Still exploring ways to boost women entrepreneurship, the Central Bank of Nigeria, CBN, also appears poised to introduce a special fund devoted to ensuring that women-owned businesses have easy access to single digit interest loans. Lamido Sanusi, governor, CBN who made this known recently said, “We are working at establishing a special fund by the end of the year, which would provide credit facilities to women at a single digit interest rate.” Sanusi said 2012 has been dubbed the year of “Women Empowerment” by the Bankers’ Committee, adding that a sub-committee on women empowerment headed by Biola Adesola, chief executive, Standard Chartered Bank, has been formed.

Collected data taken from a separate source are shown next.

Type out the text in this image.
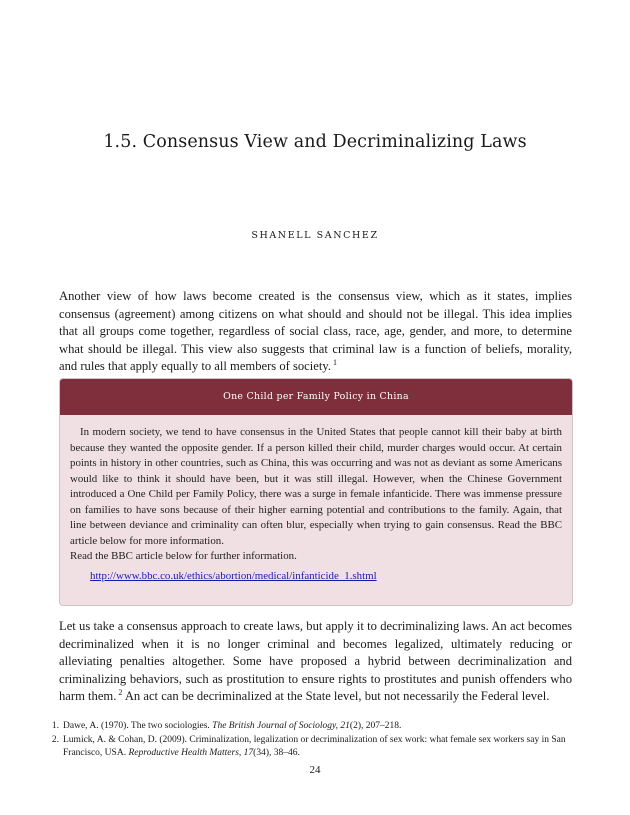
1.5. Consensus View and Decriminalizing Laws
SHANELL SANCHEZ
Another view of how laws become created is the consensus view, which as it states, implies consensus (agreement) among citizens on what should and should not be illegal. This idea implies that all groups come together, regardless of social class, race, age, gender, and more, to determine what should be illegal. This view also suggests that criminal law is a function of beliefs, morality, and rules that apply equally to all members of society. $^1$
One Child per Family Policy in China

In modern society, we tend to have consensus in the United States that people cannot kill their baby at birth because they wanted the opposite gender. If a person killed their child, murder charges would occur. At certain points in history in other countries, such as China, this was occurring and was not as deviant as some Americans would like to think it should have been, but it was still illegal. However, when the Chinese Government introduced a One Child per Family Policy, there was a surge in female infanticide. There was immense pressure on families to have sons because of their higher earning potential and contributions to the family. Again, that line between deviance and criminality can often blur, especially when trying to gain consensus. Read the BBC article below for more information.

Read the BBC article below for further information.

http://www.bbc.co.uk/ethics/abortion/medical/infanticide_1.shtml

Let us take a consensus approach to create laws, but apply it to decriminalizing laws. An act becomes decriminalized when it is no longer criminal and becomes legalized, ultimately reducing or alleviating penalties altogether. Some have proposed a hybrid between decriminalization and criminalizing behaviors, such as prostitution to ensure rights to prostitutes and punish offenders who harm them. $^2$ An act can be decriminalized at the State level, but not necessarily the Federal level.
1. Dawe, A. (1970). The two sociologies. The British Journal of Sociology, 21(2), 207–218.
2. Lumick, A. & Cohan, D. (2009). Criminalization, legalization or decriminalization of sex work: what female sex workers say in San Francisco, USA. Reproductive Health Matters, 17(34), 38–46.
24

The information, however, has been received with cautious optimism. Since the commencement of the banking reforms in 2009, banks have denied credit to the real sector thus stifling business activities. It remains to be seen how this programme will be implemented. However Lawson observed that government has never been short of ideas on how to tackle the problem faced by women entrepreneurs but that implementation has always remained the problem.
It is believed that if all these windows of opportunities opened to women entrepreneurs and aspiring entrepreneurs are effectively applied and utilised, the sky would not only be the limit of women entrepreneurs in the country, but would be a springboard towards achieving greater heights for the benefit of the Nigerian socio-economic development.